Dott.ssa Linda Di Mauro | Biologa Nutrizionista

Dott.ssa Linda Di Mauro Biologa Nutrizionista

Asse intestino cervello

Asse intestino – cervello: nuove scoperte

Gli animali si limitano a mangiare di più quando presentano una mancanza di nutrienti? La scienza ci spiega che non è così, ma un complesso meccanismo di comunicazione tra intestino e cervello determina scelte alimentari specifiche.

Un recentissimo studio pubblicato su Science mostra che l’intestino degli animali sia in grado di rilevare la carenza di proteine ​​e indirizzi il cervello alla ricerca di alimenti che sono fonti di amminoacidi essenziali, i mattoni che costituiscono le proteine e che non possono essere sintetizzati dagli organismi.

E’ noto che gli animali sviluppino un desiderio irrefrenabile di cibi ricchi di proteine ​​quando ne sono privati, ma i meccanismi biologici che spiegano questo comportamento erano poco noti.

I ricercatori hanno inizialmente studiato i moscerini della frutta, quando i moscerini venivano privati ​​di proteine ​​nella dieta, cellule intestinali specializzate producevano un ormone chiamato CNMa.

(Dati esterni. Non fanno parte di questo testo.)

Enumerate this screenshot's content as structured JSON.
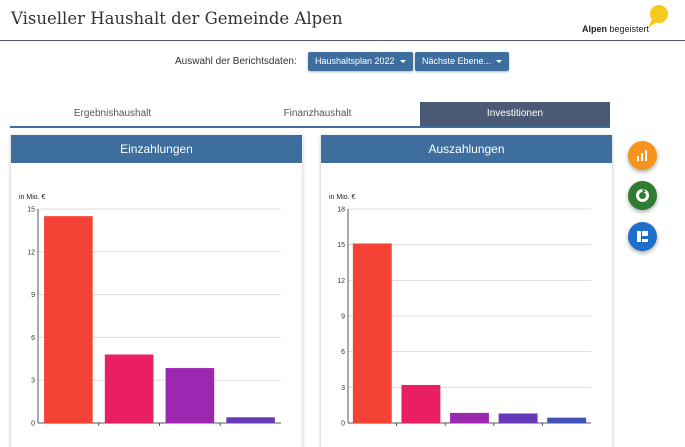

Questo segnale attiva dapprima i neuroni enterici associati all’intestino, che trasmettono rapidamente al cervello le informazioni sulla carenza di aminoacidi attraverso un circuito neurale diretto intestino-cervello.

Allo stesso tempo, il CNMa entra in circolo come ormone e raggiunge il cervello più lentamente, rafforzando e sostenendo nel tempo l’”appetito” per gli aminoacidi essenziali.

Questo studio dimostra che l’intestino non è semplicemente un organo digestivo, ma un sistema sensoriale attivo che monitora continuamente lo stato nutrizionale e guida direttamente le decisioni comportamentali.

Lo studio ha inoltre rivelato che il microbiota intestinale (l’insieme dei microrganismi che vivono nel nostro tratto digerente) influenza questo circuito, collegando così il microbiota intestinale alla disponibilità di nutrienti e al comportamento alimentare.

I ricercatori hanno anche dimostrato che il meccanismo è conservato a livello evolutivo anche nei mammiferi.

Questi risultati dimostrano che gli animali non si limitano a mangiare di più quando mancano dei nutrienti. Piuttosto, il cervello regola selettivamente le priorità alimentari per favorire l’assunzione dei nutrienti carenti.

Lo studio potrebbe aprire nuove prospettive per la ricerca sull’obesità, le malattie metaboliche e i disturbi alimentari. L’intestino comunica con il cervello in tanti definendo anche il senso di fame sazietà. E’ comprensibile come un mal funzionamento dell’asse intestino cervello, possa provocare quindi la formazione di segnali “errati” che influiranno negativamente sul metabolismo corporeo e tutto ciò che ne consegue.